Comme il est important de s’exprimer sur l’autisme. «Longtemps, je n’en ai pas parlé publiquement: mon fils de 9 ans est un enfant autiste. Ce qui me marque énormément, vous pensez bien. La mise à l’écart, d’abord. L’incapacité de notre société à accepter des individus qui sortent des cases établies et qui ont un rapport différent à l’apprentissage. Dans le système scolaire actuel, mon fils est dans la marge. Et, en Suisse, la marge n’est pas très confortable.»

Sur Twitter, il ne manque d’ailleurs pas l’occasion d’épingler les préjugés sur l’autisme, comme d’ailleurs ceux touchant ses autres domaines d’intérêt. Le rapport entre l’homme et la machine, en particulier: «La discussion sur l’intelligence artificielle est une source considérable de bullshit.»

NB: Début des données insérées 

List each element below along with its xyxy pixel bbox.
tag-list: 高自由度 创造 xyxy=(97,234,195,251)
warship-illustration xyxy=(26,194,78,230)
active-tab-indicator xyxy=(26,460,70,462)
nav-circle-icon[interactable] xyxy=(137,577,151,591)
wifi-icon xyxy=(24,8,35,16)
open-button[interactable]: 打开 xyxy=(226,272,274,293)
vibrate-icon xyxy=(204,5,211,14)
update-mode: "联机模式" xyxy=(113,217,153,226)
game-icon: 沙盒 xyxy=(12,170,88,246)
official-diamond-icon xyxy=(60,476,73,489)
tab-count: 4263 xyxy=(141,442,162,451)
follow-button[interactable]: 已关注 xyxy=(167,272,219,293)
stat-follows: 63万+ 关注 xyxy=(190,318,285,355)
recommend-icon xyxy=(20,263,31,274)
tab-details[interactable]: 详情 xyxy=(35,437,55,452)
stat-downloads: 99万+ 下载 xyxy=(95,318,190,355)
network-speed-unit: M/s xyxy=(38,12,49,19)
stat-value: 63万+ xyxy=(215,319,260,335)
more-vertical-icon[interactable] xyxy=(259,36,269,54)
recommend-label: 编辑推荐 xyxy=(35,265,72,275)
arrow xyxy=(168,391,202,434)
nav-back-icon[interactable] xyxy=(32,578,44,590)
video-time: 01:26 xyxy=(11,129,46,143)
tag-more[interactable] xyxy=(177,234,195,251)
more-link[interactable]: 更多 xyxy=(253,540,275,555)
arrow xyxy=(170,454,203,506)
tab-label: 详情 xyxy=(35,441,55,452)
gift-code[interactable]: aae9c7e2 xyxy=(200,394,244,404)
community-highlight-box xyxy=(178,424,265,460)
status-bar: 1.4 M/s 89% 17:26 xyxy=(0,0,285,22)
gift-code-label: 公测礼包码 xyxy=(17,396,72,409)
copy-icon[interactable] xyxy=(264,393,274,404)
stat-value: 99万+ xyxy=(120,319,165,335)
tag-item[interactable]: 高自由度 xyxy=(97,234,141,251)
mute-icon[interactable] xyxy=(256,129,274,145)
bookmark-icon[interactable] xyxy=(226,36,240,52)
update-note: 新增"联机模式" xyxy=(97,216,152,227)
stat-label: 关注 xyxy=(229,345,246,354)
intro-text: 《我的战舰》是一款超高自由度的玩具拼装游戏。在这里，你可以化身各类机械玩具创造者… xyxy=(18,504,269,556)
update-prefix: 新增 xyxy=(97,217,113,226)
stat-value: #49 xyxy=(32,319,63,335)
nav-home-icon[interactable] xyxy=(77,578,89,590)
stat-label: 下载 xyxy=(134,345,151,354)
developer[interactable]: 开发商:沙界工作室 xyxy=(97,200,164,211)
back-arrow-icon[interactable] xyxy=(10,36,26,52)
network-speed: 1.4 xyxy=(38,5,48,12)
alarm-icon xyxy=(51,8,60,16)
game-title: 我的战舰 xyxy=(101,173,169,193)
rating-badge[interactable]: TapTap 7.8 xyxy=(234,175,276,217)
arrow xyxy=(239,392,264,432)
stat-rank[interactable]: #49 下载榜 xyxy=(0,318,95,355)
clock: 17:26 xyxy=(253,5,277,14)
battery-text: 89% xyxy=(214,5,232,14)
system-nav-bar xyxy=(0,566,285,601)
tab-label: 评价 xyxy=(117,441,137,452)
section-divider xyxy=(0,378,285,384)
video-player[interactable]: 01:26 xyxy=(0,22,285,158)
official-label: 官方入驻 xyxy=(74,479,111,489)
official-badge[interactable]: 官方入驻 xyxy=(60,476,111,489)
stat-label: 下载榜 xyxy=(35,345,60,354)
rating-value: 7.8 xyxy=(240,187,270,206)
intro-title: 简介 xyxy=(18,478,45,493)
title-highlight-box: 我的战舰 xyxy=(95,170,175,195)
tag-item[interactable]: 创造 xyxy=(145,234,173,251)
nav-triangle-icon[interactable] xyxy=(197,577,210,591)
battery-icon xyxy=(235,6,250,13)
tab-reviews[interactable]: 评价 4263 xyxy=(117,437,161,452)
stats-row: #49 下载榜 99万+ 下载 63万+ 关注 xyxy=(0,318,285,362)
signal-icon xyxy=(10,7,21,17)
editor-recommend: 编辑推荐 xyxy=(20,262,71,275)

Il se réjouit ainsi des déboires récents de la fameuse Singularity University, le temple des transhumanistes de la Silicon Valley. Cette université a été créée sur une idée simple: il n’y a pas de limite au développement technologique, et les robots penseront bientôt comme les humains. Lui n’y croit pas: «Le piège sémantique quand on parle d’intelligence artificielle, c’est, justement, le mot intelligence.»


Profil

1972 Naissance à Mons, Belgique.

1998 Doctorat en physique.

1999 Entre à l’EPFL comme post-doctorant et collabore avec Logitech.

2002 Nommé professeur assistant, puis professeur ordinaire 12 ans plus tard.

2007-2010-2013 Dates de naissance de ses trois enfants.

2017 Vice-président de l’EPFL, chargé de l’Education.